According to the FAO’s Henri Josserand, ‘Although prices for all 55 countries have declined somewhat in the second half of 2008, they have, in the vast majority of cases, declined relatively much less than have international food commodity prices. Since most of the countries in the sample of 55 are low income, net importing countries, the obvious implication is that the ‘food crisis’ is indeed far from being over, for poorer households in these countries, which spend the better part of their incomes on food.
The reasons for this ‘stickiness’ are not fully understood at this time. We hypothesize that there are several factors, possibly interacting in complex way. So far, we have not found any set of explanatory variables that apply to the whole sample. Actually, we are pretty sure that understanding the reasons will require in-depth analysis at the national or regional levels.’

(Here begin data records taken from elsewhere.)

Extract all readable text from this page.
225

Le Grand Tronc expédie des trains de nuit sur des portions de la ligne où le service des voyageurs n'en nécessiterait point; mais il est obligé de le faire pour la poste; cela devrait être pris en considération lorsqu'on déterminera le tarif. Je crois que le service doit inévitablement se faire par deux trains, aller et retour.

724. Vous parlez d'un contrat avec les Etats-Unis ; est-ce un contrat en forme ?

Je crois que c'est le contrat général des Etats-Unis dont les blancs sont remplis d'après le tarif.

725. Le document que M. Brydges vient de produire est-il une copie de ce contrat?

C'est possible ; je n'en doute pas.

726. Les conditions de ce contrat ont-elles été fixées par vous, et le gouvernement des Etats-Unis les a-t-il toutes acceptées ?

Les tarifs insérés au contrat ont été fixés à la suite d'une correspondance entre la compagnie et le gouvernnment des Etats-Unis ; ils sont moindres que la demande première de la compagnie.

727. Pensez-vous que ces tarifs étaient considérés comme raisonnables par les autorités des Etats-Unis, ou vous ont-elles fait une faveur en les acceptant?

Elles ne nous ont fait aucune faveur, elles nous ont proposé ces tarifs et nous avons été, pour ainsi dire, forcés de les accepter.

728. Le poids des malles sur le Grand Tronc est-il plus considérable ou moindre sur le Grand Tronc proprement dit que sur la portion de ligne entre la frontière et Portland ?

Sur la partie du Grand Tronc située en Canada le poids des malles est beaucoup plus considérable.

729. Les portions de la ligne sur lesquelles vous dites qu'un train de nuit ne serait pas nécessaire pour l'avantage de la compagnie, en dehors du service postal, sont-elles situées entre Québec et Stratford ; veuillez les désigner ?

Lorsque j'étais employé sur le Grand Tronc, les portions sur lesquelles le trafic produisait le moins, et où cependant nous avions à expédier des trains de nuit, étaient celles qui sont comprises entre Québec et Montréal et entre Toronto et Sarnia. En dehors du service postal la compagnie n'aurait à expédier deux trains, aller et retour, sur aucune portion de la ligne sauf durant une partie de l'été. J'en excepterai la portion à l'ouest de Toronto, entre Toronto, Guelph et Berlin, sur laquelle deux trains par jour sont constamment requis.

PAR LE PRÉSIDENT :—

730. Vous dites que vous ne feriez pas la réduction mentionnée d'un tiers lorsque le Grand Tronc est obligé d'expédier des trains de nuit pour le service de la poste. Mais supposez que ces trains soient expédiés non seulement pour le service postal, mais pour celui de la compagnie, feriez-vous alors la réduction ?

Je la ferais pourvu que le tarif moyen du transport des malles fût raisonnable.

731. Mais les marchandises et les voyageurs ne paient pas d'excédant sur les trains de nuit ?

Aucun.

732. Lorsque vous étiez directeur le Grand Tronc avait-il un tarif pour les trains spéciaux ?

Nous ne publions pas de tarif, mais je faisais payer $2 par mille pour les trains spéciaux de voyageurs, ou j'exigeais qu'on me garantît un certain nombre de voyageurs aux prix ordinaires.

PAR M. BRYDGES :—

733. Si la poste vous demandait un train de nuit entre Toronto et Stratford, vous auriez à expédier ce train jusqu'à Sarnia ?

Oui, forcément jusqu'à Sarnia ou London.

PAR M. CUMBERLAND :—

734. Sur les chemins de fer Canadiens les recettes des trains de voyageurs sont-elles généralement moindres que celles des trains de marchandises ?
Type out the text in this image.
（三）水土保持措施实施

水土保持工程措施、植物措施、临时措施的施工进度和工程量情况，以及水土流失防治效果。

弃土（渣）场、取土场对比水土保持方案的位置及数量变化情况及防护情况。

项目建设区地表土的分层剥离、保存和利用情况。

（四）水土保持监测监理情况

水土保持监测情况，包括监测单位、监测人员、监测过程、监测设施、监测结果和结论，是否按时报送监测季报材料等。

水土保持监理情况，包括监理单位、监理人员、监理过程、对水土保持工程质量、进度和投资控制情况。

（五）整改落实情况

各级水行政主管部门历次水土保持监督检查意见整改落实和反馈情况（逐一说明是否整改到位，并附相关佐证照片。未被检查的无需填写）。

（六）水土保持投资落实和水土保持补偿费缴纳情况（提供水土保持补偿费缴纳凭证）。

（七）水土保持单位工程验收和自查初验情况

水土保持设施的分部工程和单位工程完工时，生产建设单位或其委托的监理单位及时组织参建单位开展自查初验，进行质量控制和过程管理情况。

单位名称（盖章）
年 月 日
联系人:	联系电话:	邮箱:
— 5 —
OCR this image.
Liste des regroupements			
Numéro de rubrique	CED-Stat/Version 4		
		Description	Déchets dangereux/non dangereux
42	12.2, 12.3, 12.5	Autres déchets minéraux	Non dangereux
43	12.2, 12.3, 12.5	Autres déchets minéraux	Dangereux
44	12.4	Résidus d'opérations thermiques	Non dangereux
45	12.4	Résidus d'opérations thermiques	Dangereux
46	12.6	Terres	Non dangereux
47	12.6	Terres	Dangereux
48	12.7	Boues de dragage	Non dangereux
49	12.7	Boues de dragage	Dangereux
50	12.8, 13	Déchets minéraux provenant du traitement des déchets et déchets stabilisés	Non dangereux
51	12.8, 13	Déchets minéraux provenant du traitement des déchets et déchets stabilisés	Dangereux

According to a summary in the Financial Times, ‘Retail rice in Malawi was quoted at 210 kwacha ($1.50, €1.11, £1.05) a kilogram, almost double that of a year ago. In Zambia, white maize, the main staple, cost in local markets 28,185 kwacha ($4.97, €3.69, £3.48) per 20kg, up from 17,500 kwacha a year ago.
In Kenya, wholesale maize prices were at $367 (€273, £258) a tonne, up from $222 a year ago, while in Burkina Faso, the cost of sorghum, the country’s staple, had risen to 13,500 CFA francs ($27.71, €20.58, £19.43) per 100kg, up from 11,500 CFA francs a year ago.
The situation was similar in Central America, where prices remained at levels similar to last year in spite of a drop in international benchmarks. However, food prices had fallen in most Latin American countries.
In Asia, local food prices were mostly higher than a year ago, although they had fallen in a few countries, including China. The cost of rice in India had risen to 22 rupees ($0.43, €0.32, £0.30) a kilogramme, from 18 rupees a year ago. The cost of wheat in Pakistan, the country’s staple, was 24 per cent higher than a year ago.’
There goes the silver lining – the global economic crisis has not just hit growth, government revenues, remittances, jobs etc etc, but it has not even brought down prices for poor consumers (although it’s hard to imagine that this stickiness will persist for ever) – the rise in global hunger experienced in 2008 will persist as one shock is laid on top of another that has already left poor communities vulnerable and hungry. What about farmers, especially small producers? Are they seeing the prices they receive fall in line with world markets, or stay high along with retail prices? The FAO is collecting data on the link between world and farmgate prices, but it is not yet ready.
To add to the confusion, an agriculture guy from the World Bank recently told me that his real worry was volatility, not absolute prices. Many large farmers planted at the top of the market, paying big money for fertilizers etc, but have now lost money as crop prices have fallen. His concern is that they will not be planting this time around, and output may fall.